6 de septiembre 2006 - 00:00

Martínez de Hoz por fallo era ajeno al hecho ya sin indultos

José Martínez de Hoz
José Martínez de Hoz
El ex ministro José Martínez de Hoz hizo conocer anoche esta declaración sobre la anulación de un indulto por parte del juez federal de Capital Norberto Oyarbide.
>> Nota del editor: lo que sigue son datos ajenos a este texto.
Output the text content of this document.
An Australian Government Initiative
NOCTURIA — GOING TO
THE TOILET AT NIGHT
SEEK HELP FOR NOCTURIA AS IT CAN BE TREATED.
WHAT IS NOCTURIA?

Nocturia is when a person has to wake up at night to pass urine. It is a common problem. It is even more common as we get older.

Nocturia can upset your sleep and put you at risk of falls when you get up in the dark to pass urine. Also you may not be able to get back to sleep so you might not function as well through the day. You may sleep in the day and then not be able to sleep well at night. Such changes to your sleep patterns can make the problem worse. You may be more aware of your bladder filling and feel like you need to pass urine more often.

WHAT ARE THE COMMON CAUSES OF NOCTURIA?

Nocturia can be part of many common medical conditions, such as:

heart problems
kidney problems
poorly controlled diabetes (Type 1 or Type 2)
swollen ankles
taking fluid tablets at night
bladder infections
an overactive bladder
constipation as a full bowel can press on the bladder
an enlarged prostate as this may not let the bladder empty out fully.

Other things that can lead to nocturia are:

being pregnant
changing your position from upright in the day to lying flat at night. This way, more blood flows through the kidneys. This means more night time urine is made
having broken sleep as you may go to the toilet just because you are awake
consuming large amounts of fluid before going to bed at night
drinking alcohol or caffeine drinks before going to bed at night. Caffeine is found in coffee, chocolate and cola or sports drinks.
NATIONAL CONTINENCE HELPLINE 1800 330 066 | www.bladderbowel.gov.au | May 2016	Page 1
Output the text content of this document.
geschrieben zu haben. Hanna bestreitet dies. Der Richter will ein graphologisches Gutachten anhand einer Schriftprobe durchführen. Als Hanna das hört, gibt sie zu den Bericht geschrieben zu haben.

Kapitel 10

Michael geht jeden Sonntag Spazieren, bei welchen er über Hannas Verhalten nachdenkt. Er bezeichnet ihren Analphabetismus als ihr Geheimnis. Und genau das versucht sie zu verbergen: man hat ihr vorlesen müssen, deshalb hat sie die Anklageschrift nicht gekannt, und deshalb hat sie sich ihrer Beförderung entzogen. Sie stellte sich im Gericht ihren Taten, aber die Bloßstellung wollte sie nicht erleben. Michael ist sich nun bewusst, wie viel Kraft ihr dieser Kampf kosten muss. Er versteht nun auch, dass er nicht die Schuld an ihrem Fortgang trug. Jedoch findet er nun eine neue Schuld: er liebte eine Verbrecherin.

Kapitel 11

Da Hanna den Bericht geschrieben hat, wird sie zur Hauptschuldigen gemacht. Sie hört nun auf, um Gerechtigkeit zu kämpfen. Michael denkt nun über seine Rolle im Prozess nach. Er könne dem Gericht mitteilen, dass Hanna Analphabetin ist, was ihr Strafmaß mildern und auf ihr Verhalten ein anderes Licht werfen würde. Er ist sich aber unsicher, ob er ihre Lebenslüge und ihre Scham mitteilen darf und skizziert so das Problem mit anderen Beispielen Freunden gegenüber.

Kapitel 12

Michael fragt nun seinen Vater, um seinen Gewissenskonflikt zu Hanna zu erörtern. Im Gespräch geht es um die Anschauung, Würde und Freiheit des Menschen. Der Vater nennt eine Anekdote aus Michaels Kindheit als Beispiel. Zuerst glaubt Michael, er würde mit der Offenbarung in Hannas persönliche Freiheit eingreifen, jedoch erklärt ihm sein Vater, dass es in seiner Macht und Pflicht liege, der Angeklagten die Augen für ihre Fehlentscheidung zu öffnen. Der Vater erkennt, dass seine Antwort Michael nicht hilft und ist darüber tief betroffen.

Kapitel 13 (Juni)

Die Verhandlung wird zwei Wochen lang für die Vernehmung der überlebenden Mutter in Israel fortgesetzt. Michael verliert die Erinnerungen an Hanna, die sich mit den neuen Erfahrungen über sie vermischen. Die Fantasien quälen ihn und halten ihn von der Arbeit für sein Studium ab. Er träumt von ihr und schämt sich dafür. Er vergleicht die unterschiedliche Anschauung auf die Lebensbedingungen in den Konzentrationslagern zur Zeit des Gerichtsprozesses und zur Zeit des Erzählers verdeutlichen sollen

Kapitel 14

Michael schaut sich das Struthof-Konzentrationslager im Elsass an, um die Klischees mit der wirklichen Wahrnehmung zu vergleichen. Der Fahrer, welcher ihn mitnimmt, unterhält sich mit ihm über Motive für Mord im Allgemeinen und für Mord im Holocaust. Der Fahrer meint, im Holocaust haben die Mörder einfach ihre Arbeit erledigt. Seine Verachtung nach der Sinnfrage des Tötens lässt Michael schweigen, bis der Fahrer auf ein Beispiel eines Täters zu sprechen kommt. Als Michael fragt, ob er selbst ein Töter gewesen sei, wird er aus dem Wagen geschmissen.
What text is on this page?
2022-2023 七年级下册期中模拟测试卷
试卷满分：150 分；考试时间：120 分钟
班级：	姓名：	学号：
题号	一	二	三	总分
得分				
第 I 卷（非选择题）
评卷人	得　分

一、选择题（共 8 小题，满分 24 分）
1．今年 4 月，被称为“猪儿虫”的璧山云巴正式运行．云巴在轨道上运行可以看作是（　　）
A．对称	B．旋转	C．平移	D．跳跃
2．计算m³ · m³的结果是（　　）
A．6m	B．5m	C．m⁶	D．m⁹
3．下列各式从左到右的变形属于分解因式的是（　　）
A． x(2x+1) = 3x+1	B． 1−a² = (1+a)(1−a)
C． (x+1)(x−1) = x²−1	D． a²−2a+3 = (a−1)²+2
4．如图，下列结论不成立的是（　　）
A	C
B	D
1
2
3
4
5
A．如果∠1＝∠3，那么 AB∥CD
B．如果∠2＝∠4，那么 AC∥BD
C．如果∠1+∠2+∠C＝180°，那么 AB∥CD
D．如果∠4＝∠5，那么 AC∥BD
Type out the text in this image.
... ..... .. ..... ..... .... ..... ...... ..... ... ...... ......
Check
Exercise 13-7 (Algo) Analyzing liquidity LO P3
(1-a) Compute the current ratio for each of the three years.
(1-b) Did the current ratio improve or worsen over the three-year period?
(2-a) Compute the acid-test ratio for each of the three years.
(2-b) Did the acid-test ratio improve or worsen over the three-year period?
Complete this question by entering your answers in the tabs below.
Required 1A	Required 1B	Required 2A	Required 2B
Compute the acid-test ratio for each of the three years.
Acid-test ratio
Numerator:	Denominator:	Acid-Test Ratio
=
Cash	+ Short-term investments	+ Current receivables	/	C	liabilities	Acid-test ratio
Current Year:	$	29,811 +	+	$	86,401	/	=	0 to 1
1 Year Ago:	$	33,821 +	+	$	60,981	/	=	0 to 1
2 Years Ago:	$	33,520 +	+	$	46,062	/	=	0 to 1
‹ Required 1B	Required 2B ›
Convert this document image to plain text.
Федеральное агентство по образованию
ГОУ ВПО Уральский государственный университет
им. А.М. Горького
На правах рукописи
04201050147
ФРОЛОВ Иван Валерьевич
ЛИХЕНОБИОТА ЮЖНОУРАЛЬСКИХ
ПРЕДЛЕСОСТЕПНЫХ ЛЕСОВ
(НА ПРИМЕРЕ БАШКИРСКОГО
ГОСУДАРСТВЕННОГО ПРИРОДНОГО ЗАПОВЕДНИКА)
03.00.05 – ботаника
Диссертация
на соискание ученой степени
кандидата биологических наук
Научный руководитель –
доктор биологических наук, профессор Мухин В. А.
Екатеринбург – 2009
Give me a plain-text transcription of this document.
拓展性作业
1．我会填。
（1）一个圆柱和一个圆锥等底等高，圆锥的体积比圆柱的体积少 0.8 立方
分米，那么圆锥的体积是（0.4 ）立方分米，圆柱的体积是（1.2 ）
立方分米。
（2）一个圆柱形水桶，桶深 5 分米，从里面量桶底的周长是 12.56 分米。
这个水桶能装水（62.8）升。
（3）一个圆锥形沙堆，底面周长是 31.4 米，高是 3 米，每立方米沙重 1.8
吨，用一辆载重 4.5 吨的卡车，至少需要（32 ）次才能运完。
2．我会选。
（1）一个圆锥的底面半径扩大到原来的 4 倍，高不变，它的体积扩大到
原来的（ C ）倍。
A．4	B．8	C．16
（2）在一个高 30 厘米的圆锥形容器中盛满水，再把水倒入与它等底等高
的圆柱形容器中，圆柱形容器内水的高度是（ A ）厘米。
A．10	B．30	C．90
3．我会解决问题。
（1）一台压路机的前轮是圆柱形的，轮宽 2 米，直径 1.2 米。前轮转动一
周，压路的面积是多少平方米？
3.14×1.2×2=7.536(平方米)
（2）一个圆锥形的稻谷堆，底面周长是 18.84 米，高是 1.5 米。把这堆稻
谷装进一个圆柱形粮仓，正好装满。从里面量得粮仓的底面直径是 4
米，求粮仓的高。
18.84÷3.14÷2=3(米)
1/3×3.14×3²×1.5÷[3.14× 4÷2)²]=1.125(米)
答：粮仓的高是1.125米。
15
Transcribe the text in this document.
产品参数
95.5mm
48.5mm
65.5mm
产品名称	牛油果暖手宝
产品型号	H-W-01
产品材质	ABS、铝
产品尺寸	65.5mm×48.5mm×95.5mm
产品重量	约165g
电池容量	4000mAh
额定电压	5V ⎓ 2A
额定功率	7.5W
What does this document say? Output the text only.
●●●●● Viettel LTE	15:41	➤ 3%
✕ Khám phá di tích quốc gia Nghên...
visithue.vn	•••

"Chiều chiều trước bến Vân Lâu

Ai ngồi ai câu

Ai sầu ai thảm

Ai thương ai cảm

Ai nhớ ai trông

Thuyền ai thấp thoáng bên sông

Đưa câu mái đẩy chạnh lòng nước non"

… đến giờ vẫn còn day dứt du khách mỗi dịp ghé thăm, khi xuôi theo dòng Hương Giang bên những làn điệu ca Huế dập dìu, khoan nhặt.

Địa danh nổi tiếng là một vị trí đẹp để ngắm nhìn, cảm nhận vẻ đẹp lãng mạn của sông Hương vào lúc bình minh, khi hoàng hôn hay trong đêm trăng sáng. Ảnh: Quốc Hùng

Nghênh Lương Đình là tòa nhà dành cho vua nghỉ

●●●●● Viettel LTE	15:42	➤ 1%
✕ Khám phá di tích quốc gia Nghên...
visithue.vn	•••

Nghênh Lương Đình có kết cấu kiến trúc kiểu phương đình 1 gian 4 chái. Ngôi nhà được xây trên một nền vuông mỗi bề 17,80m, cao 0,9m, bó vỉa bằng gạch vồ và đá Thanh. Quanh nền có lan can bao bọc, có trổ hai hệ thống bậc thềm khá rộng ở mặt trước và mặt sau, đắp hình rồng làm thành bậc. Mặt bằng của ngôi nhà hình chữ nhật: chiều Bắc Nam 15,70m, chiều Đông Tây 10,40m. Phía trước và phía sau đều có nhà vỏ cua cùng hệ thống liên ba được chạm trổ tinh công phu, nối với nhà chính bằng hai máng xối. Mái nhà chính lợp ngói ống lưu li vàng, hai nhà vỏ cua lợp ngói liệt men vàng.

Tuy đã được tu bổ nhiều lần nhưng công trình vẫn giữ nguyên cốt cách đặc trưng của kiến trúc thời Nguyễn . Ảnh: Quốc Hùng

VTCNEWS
En esa declaración insiste en que nunca se le probó delito alguno y que el indulto firmado por Carlos Menem fue posterior a su desprocesamiento en la causa que investiga un presunto secuestro de dos empresarios en 1976. Aquí el texto de esa declaración:

1. En el día de ayer el juez Oyarbide decretó la anulación del indulto presidencial que se había dictado en relación al llamado caso «Gutheim».

2. Sin embargo, omite señalar respecto de mi persona un aspecto de especial relevancia: en el año 1988, durante el gobierno del presidente Alfonsín, después de varios años de investigación judicial, la Cámara Federal Penal concluyó que no cometí delito alguno en relación con los hechos investigados. En efecto, la Cámara destacó entre sus conclusiones que se había demostrado, de manera incuestionable, la existencia de un gran espectro indiciario que permitía sostener «la ajenidad de Martínez de Hoz en el hecho que se le endilga».

También concluyó que: «No existe hasta el momento prueba indiciaria suficiente respecto a que Martínez de Hoz hubiera ordenado, pedido o sugerido la detención de los Gutheim».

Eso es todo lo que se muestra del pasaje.